8. Sample Size for the Training Set

  • The document refers to the Athelas Home as "identical to the Athelas One K181288 in its technology, all software, the analytes measured, all components, and usage process." It also states, "As per Agency guidance in presubmission (Q190305), studies from the Athelas One were used to support the Athelas Home because the devices are identical."
  • This implies that the training data for the underlying algorithm (computer vision-based image analysis for cell counting and classification) would have been used for the Athelas One, and subsequently transferred to the Athelas Home.
  • However, the specific sample size for the training set (e.g., number of images, number of cases, specific data augmentation applied) is not provided in this document. It mentions the "software" is identical, suggesting the trained model is the same.

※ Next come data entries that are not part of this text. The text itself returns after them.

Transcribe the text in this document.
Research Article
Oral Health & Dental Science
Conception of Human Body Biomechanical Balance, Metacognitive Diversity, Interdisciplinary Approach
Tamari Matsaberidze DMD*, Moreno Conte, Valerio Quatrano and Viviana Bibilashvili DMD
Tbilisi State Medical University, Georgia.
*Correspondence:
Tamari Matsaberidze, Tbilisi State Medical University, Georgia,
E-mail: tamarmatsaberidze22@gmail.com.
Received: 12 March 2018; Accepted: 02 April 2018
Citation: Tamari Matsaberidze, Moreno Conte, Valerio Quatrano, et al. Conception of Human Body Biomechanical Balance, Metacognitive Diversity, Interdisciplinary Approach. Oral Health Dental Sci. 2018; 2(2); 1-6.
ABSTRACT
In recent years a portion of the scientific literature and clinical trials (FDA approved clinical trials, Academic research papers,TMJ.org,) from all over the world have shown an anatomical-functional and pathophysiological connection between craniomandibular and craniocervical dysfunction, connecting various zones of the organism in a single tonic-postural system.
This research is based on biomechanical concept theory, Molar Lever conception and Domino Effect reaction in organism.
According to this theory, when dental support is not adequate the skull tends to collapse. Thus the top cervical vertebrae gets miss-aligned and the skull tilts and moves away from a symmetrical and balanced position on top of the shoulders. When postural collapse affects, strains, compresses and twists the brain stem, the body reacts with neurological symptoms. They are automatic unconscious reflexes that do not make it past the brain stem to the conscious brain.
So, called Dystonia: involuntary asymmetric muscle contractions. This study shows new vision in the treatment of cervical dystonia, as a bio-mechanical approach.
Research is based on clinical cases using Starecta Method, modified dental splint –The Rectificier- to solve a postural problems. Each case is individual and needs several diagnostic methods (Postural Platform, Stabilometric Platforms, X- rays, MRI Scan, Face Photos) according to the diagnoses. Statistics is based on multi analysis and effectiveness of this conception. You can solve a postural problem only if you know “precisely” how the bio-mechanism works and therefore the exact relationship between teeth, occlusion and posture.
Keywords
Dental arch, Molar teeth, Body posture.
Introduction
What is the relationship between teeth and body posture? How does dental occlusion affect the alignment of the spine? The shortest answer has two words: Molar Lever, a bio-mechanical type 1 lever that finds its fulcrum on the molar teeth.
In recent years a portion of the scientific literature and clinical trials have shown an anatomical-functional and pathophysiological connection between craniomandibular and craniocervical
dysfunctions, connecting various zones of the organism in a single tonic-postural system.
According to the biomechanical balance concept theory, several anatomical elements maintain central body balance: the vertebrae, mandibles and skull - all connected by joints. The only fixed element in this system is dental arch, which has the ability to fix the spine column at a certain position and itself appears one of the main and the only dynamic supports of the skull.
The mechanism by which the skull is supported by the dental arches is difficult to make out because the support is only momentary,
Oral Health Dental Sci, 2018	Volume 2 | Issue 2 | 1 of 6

9. How the Ground Truth for the Training Set Was Established

  • Given that the Athelas Home utilizes "computer vision based image analysis" to count and classify cells, the ground truth for training such an algorithm typically involves manual expert annotation of cell types (e.g., white blood cells, neutrophils) on images of blood smears.
  • However, similar to the training set size, the document does not explicitly detail how the ground truth for the training set's image analysis algorithm was established (e.g., number of expert annotators, their qualifications, consensus method for disagreements). This information would likely be found in the original Athelas One 510(k) submission (K181288) or internal company documentation. The reference to "A microfluidic test strip channel creates a stained monolayer of white blood cells. Multiple images are taken of the monolayer and the cells are counted and classified by computer vision based image analysis" describes the overall process but not the ground truth generation for the training of that computer vision system.

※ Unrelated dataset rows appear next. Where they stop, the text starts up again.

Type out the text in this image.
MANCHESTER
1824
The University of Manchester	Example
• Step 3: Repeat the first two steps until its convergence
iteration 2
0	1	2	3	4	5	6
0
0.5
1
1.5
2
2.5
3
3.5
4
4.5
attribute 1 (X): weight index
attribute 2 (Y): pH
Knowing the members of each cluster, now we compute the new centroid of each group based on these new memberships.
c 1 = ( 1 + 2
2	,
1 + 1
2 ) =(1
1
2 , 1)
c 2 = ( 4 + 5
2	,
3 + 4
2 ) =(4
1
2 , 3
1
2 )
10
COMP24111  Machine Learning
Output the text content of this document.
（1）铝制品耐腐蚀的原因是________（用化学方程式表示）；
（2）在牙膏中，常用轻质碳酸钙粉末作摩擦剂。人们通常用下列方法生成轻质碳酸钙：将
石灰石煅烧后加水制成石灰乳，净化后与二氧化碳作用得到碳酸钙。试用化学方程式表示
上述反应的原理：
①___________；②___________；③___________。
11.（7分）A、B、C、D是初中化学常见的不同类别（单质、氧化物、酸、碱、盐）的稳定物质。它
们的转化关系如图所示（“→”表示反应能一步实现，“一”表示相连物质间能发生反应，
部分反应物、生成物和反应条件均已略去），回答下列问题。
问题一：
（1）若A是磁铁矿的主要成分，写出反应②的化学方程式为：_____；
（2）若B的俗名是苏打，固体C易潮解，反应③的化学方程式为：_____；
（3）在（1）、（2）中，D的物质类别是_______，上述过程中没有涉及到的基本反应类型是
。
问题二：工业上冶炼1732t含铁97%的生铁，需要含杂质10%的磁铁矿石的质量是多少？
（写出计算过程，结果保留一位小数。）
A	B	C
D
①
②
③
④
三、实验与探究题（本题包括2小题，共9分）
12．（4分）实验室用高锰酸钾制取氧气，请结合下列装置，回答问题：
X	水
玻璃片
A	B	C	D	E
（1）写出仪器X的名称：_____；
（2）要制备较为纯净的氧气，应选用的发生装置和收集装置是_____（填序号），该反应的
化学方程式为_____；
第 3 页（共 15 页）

§ 864.5220 Automated differential cell counter.

(a)
Identification. An automated differential cell counter is a device used to identify one or more of the formed elements of the blood. The device may also have the capability to flag, count, or classify immature or abnormal hematopoietic cells of the blood, bone marrow, or other body fluids. These devices may combine an electronic particle counting method, optical method, or a flow cytometric method utilizing monoclonal CD (cluster designation) markers. The device includes accessory CD markers.(b)
Classification. Class II (special controls). The special control for this device is the FDA document entitled “Class II Special Controls Guidance Document: Premarket Notifications for Automated Differential Cell Counters for Immature or Abnormal Blood Cells; Final Guidance for Industry and FDA.”